Earlier in the trip we had also been introduced to a private vet who had been trained by Brooke Pakistan under their Brooke Associate Model (BAM) using the AHMF. The BAM identifies and mentors talented vets who may have graduated with a gap in their knowledge and skill set around treating equine animals. These individuals are trained, mentored and given distance support when treating equine cases. They are linked to communities and given advice on how to promote their services. Everywhere we went we saw copies of the AHMF being displayed and used which was really good to see.
The final part of our trip was a two-day workshop in Lahore with senior members of the Brooke Pakistan team and representatives from many of their partners.

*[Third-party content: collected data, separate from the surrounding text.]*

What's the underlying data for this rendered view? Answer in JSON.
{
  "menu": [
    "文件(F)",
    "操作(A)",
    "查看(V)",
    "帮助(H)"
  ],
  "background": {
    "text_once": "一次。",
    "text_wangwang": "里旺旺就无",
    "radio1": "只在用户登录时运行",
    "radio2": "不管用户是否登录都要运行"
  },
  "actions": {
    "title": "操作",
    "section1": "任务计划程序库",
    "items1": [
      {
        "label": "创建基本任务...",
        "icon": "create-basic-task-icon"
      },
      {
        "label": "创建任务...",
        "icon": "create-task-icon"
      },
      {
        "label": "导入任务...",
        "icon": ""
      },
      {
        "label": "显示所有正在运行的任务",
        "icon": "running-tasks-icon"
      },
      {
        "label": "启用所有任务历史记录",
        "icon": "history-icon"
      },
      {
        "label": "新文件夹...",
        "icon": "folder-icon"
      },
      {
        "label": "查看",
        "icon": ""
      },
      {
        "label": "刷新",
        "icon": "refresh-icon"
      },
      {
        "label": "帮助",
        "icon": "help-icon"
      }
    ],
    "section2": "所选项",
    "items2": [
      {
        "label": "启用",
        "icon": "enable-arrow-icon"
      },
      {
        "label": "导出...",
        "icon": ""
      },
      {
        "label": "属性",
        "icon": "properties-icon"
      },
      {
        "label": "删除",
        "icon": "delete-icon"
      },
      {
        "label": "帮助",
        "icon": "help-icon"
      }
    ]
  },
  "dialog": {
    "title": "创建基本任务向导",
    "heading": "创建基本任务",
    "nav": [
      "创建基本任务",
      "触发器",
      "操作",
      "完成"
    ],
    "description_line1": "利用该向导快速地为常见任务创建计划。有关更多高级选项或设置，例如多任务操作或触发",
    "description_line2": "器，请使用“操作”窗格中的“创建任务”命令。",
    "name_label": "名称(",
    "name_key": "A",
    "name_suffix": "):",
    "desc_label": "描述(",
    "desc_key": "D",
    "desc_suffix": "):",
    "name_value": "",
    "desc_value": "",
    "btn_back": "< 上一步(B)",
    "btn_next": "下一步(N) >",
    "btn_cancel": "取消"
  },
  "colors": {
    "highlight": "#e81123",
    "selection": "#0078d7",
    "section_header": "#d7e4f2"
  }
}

Working with partners means we can reach communities and animals we would otherwise not be able to. It can also be a more effective way of working within a country, utilising others’ skills and expertise to enhance Brooke's own to have greater impact. There is added value in the mutual benefit each organisation brings in terms of expertise, experience and resources. By collaborating within government structures and with other NGOs we also hope that the likelihood of positive changes being sustained is greater.
At the conclusion of the workshop, all attendees said they had benefited from the ideas being shared, and Brooke Pakistan had the outline of a new partnership strategy with an emphasis on embedding equine health and welfare into partners’ other existing projects and extending our work into new areas of the country. Everywhere we went on this trip, people had so many positive things to say about Brooke Pakistan, really understanding and appreciating how our work improving equine welfare supports their own aims, be they government officials, university lecturers, development professionals or brick kiln owners. 32 years after its initial registration, it feels like there are many new and exciting opportunities on the horizon for Brooke Pakistan.